J'ai eu beaucoup de mal à terminer ce recueil alors que j'étais persuadée que ça allait passer tout seul. Peut-être est-ce dû en partie au fait que j'avais surtout envie de lire les récits de voyages de Sylvain Tesson, et que je me suis rabattue sur de la fiction faute de mieux (Dans les forêts de Sibérie n'était pas disponible à la bibliothèque). Reste que j'ai trouvé la moitié des nouvelles - sur un total de dix-neuf, me semble-t-il - poussive, le style de Sylvain Tesson m'irritant à force de citations érudites en exergue et d'accumulations d'images et autres métaphores. J'ai toujours pensé que l'utilisation excessive des métaphores était bien trop facile et c'est une chose qui a tendance à m'agacer prodigieusement, à quelques exceptions près. Ajoutez à cela que je trouvais ces nouvelles assez convenues, et faisant montre, parfois, d'un étalage de bons sentiments un rien exagéré. Car oui, bon, on se doute, si on n’est pas trop bête ou pas trop innocent, que les jeunes files russes qui épousent de riches Français pour échapper à leur milieu ont bien des chances de ne pas être heureuses, et qu'un jeune homme ayant voyagé jusqu’en France dans des conditions infectes pour fuir la misère de sa vie au Niger ne va s'épanouir en lavant des vitres à Paris - j'ajouterai que peu de laveurs de vitres et autres smicards, chômeurs et consorts, trouvent l'épanouissement dans le travail. Bref, ce qui sauve plus ou moins cet aspect bons sentiments, qui ne nous apprend tout de même pas grand-chose, c'est l'ironie de la chute, qui intervient presque invariablement.

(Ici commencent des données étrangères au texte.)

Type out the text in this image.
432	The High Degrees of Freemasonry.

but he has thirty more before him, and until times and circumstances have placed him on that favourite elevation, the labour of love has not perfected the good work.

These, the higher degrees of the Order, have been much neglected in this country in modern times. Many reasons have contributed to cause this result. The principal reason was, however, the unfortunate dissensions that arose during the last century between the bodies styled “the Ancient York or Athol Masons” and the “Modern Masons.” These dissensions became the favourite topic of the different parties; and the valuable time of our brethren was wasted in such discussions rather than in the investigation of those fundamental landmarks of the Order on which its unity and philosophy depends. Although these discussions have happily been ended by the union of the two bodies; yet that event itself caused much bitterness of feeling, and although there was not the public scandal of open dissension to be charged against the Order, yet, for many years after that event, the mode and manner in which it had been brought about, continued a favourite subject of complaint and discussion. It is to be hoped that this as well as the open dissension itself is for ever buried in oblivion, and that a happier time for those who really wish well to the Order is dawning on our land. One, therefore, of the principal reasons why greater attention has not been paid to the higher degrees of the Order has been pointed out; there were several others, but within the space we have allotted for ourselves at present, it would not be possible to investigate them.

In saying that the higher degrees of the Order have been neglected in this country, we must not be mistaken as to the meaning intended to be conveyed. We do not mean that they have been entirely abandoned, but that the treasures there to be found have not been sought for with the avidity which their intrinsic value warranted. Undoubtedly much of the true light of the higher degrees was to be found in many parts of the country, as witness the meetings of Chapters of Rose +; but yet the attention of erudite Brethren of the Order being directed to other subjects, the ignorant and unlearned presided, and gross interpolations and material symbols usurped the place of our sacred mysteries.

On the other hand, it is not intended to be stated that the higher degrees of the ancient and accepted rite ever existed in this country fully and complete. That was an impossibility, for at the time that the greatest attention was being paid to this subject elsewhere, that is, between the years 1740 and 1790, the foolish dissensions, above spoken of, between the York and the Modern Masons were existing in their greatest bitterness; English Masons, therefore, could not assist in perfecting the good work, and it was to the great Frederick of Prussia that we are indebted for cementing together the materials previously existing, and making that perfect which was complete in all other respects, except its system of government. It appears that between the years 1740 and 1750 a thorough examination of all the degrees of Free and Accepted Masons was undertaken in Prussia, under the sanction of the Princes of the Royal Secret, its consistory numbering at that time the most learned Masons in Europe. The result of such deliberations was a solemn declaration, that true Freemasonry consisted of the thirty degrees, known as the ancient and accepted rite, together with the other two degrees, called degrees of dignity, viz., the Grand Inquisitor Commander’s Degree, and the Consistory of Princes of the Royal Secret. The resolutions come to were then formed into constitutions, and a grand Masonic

Bizarrement, j'ai aussi trouvé un petit côté assez bourgeois à toutes les nouvelles qui ne se déroulent pas à l'étranger : les personnages sont alors forcément journalistes, ou exercent un métier de ce genre, et disposent d'un niveau de vie très enviable. Bon, passons. Après tout, Sylvain Tesson parle de ce qu'il connaît. Enfin, tout ça, accumulé, a fini par me fatiguer et j'ai fait une pause au milieu du livre, vu qu'il n'y a pas vraiment d'intérêt à se faire du mal lorsque ce n’est pas nécessaire. Je l'ai repris quelques temps plus tard, et j'ai pris davantage de plaisir à terminer le recueil. J'ai trouvé les nouvelles plus drôles, et surtout, il m'a semblé que le style allait vers beaucoup plus de sobriété. Vers la toute fin - je crois que c'est dans la nouvelle Le train -, l'auteur nous explique ce qui constitue le nœud de cohésion de son recueil : la notion de pogifisme, qu'il définit comme "une résignation joyeuse, désespérée face à ce qui advient". C'est plus un prétexte qu'autre chose - d'ailleurs certaines nouvelles n'ont pas vraiment de rapport avec le pogifisme -, un prétexte à écrire sur l'ironie de la vie. Seule une nouvelle va un peu plus loin que les autres, avec un petit côté poétique que n'ont pas les autres, bien qu'elle ne soit pas superbement écrite. C'est Le barrage, qui vaut surtout pour sa fin. Et qui est tristement d'actualité, partout dans le monde.
Alors voilà : je me suis un peu, voire pas mal, emmerdée pendant la moitié du recueil, sans compter mon agacement récurrent, et j'ai lu le reste d'une traite, tranquillement. Qu'en déduire ? Que je suis devenue pogifiste au cours de ma lecture, évidemment.